United Kingdom Beethoven, John Adams: James Ehnes (violin), London Philharmonic Choir (refrain director: Madeleine Venner), BBC Symphony Refrain (refrain director: Neil Ferris), London Philharmonic Orchestra / Edward Gardner (conductor). Royal Competition Corridor, London, 8.11.2025. (CK)

Beethoven – Violin Concerto
Adams – Harmonium
What can I usefully write concerning the best of all violin concertos performed by a prince amongst violinists? It appears churlish to say that I admired and loved the lengthy first motion as if from a distance: that James Ehnes’s taking part in was virtually too refined, to a level that I at occasions mistook for blandness. It was definitely refreshing after the earlier efficiency of the work I had heard, some time in the past, through which the soloist had performed Beethoven virtually as if he was Tchaikovsky: however I feared initially that it is perhaps a non-event, like Isabelle Faust’s efficiency of the Brahms Violin Concerto with Simon Rattle within the Barbican nigh on two years in the past. It by no means actually took off.
Edward Gardner obtained some vividly pointed taking part in from the orchestra; and Ehnes’s cadenza had energetic persona, with a lightweight contact and a few eloquent double-stopping. When the orchestra rejoined him one sensed a real depth of feeling (partly right down to some expressive taking part in from Jonathan Davies’s bassoon). The Larghetto was lovely, Ehnes’s taking part in candy and light-weight, his tone fined down generally virtually to nothing; he launched the finale as probably the most light-footed of dances – fairy music, virtually – and delighted us together with his filigree taking part in all the best way to the dance’s finish. There was extra ethereal, Apollonian grace in his encore, the Prelude from Bach’s Partita for Solo Violin No.3.
After the interval John Adams’s breakthrough work Harmonium was given a viscerally thrilling efficiency, Gardner driving his choral and orchestral forces with a fiercely propulsive readability in Adams’s setting of Donne’s knottily opaque poem Destructive Love. It put me in thoughts of Adams’s rationalization of his methodology in an extended interview with Thomas Might: ‘The formal thought with my music is that one thing seems on the occasion horizon, after which it will increase in significance because it begins to dominate the display, after which it passes you and it’s gone. In the meantime, a number of different occasions have arisen and are at varied levels of transferring in direction of you. I feel that’s the essence of how I compose and it’s the best way I expertise my very own music.’
Watching a film? Enjoying a online game? No matter. We’re coping with the person whose Chamber Symphony is impressed equally by Schoenberg’s Chamber Symphony Op.9 and the music of Bugs Bunny cartoons: a person who organises his musical influences not hierarchically however democratically. It’s concerning the course of journey: in Destructive Love we’re flying out from a pre-verbal starting looking for a Love past human kinds, a Love that can’t be constrained by definition.
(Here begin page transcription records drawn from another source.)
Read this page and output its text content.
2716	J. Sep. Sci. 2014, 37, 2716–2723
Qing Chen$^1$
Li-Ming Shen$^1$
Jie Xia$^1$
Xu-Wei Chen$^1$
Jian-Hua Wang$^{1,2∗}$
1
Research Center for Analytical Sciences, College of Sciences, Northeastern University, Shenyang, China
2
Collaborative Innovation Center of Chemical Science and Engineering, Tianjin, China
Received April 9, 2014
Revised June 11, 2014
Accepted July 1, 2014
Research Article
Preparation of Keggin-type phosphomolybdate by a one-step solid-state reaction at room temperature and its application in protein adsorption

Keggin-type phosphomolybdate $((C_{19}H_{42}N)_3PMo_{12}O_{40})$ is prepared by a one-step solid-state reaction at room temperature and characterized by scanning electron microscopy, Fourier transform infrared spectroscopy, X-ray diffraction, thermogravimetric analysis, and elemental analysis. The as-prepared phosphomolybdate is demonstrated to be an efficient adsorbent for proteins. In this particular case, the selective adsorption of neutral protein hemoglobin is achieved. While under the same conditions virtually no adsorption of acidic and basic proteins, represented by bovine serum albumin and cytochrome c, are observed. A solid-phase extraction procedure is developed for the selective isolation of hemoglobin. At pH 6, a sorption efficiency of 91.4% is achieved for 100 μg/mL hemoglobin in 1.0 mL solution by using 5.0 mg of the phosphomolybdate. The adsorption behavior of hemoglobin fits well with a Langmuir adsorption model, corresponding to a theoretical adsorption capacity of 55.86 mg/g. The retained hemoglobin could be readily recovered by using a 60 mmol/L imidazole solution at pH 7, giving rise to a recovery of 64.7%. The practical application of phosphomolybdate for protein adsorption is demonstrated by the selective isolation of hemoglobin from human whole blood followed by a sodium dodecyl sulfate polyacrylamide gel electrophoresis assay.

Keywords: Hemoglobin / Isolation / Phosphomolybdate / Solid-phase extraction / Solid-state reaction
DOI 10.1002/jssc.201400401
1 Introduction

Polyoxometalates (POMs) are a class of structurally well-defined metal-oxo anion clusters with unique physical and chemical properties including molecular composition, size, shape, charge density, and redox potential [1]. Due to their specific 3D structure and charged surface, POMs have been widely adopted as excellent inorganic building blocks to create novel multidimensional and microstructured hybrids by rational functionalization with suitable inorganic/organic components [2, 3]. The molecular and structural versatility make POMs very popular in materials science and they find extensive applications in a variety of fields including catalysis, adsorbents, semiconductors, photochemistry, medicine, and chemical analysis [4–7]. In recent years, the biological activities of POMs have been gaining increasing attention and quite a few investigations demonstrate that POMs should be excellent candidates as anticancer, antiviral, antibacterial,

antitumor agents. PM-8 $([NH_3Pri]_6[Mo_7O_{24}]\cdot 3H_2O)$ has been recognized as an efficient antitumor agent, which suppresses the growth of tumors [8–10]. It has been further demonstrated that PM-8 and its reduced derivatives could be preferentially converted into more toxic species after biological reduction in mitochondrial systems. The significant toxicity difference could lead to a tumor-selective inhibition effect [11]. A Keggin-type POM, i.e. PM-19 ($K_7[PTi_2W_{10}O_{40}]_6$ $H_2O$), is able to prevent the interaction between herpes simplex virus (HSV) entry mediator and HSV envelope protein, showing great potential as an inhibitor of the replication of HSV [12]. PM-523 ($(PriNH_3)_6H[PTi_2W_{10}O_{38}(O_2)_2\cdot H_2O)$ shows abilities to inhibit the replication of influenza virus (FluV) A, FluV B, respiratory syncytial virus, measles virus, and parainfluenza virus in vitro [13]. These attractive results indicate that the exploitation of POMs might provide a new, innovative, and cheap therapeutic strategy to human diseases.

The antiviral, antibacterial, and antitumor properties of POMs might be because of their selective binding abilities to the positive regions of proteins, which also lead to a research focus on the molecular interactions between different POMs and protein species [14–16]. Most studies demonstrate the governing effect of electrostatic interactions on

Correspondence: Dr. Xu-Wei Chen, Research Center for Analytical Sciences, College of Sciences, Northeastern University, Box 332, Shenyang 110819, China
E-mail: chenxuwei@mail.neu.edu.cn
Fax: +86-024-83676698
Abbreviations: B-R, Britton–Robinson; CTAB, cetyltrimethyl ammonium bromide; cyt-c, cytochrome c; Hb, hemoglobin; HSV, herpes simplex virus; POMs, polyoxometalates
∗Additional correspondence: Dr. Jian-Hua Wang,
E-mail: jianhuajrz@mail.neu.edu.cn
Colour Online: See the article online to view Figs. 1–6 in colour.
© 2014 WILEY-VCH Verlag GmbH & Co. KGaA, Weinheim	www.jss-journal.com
Adams once more, in his e book Hallelujah Junction: ‘I noticed within the poem the suggestion of a hovering arrow, a vector pointing upward, its ascent impelled by ever-increasing rhythmic and sonic power’. That’s precisely what we obtained in Gardner and the London Philharmonic Orchestra’s efficiency.
The tempo slows hypnotically for Emily Dickinson’s well-known As a result of I couldn’t cease for Demise, the music intentionally monotonous because the poet observes her life from the horse-drawn hearse because it passes in leisurely parade. It reaches a degree of relaxation – an idyllic place, a mild murmur of cowbells – earlier than the following nice crescendo sweeps us up and sends us hurtling into Wild Nights: ecstasy adopted by fulfilment and calm.
Gardner calls Harmonium a secular cantata; on the threat of pretentiousness, I’d name it a Hymn to Eros and Thanatos. It calls for a big and fearless refrain: the London Philharmonic Choir, augmented by fifty voices from the BBC Symphony Refrain, have been very good, the ladies’s voices blazing tirelessly of their taxing ecstasies and bringing a mushy lambency to the calmer sections. Gardner has described Adams’s word-setting as ‘virtually Brittenesque’: I’m starting to see that, however we recognise additionally his Minimalist pleasure in utilizing phrases as sounds to be modified subtly over lengthy spans with irresistibly sensuous impact. His orchestral writing is kaleidoscopic, whether or not it’s 4 flutes and a harp over a glowing chord on the strings, a trumpet solo rising from the haze over quietly chugging pizzicatos on cellos and double basses, or an oceanic crescendo cresting in gong crashes and pitching us into the dazzling, bell-filled brightness of Wild Nights.
Orchestra and Refrain surpassed themselves, however Gardner was the hero of the night time. He absolutely deserved the solo bow the orchestra insisted on him taking.